I have numerous postings regarding additional insured status because it is such a vital component of risk management on construction projects. (See here and here for example.) Just because you are an additional insured under a primary insured’s CGL policy, however, doesn’t mean you are automatically an insured under that policy. If a general contractor is an additional insured under a subcontractor’s CGL policy, this means the general contractor is an additional insured for claims arising out of the negligence of the (primary insured) subcontractor.
CGL policies contain an additional insured endorsement. The additional insured endorsement may say something to the effect that the additional insured is only an additional insured with respect to liability directly attributable to the primary insured’s performance.
For instance, a condominium hired a general contractor and the general contractor named the association as an additional insured under its CGL policy. A unit owner hurt herself during the general contractor’s work.
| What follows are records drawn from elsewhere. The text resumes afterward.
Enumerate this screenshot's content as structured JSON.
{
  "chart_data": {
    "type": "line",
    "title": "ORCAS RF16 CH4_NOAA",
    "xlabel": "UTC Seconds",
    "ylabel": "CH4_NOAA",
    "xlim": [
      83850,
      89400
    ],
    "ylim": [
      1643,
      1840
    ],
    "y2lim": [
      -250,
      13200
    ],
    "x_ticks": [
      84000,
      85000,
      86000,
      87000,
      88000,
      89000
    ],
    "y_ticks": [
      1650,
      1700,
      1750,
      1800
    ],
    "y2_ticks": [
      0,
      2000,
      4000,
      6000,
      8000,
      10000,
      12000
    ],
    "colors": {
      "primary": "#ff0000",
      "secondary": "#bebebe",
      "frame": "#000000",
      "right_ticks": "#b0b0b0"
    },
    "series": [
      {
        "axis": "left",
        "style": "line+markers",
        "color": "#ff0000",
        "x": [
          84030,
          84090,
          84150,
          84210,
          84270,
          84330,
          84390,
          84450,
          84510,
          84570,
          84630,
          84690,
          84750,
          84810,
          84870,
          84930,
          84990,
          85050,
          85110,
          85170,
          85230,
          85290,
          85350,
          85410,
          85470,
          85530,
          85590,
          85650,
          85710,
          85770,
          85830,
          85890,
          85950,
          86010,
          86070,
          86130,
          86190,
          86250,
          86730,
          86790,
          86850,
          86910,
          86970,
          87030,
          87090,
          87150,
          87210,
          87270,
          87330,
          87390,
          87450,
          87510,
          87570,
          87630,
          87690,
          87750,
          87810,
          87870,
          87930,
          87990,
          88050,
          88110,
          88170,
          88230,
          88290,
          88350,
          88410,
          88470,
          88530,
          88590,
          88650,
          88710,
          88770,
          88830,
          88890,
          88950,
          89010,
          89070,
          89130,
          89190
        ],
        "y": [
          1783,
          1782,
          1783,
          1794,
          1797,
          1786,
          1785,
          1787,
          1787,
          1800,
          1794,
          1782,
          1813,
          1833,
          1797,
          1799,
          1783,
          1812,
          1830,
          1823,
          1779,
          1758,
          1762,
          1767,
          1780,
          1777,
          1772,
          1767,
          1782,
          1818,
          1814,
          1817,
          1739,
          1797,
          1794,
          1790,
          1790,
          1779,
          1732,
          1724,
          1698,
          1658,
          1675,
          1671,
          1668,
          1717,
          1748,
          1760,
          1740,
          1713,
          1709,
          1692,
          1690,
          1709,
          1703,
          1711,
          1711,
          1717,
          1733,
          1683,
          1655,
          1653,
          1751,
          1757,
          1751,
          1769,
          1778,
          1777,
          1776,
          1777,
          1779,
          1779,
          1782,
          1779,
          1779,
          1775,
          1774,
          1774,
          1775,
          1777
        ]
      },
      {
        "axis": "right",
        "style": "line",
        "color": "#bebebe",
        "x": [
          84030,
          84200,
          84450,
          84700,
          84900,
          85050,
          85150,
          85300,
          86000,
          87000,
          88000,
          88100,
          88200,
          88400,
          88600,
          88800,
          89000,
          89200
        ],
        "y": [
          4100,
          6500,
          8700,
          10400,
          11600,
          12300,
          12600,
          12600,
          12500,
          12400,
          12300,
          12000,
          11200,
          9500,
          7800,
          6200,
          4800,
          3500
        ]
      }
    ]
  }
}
The unit owner sued the association and the general contractor. As it pertains to the association, the unit owner argued that the association was negligent in hiring the general contractor. The association tendered the defense to the general contractor’s CGL insurer as an additional insured under the policy but the CGL insurer denied a defense. The association then sued the general contractor’s CGL insurer. However, the court held that the association did not qualify as an additional insured because the association was not being sued for negligence directly attributable to the general contractor’s work, but was instead, being sued for the negligence of the association in hiring the general contractor.
Remember, being an additional insured pertains to the negligence or actions of the primary insured. Additional insured status comes into play if there are claims asserted against you attributable to the negligence of the primary insured (for which you are an additional insured under that policy).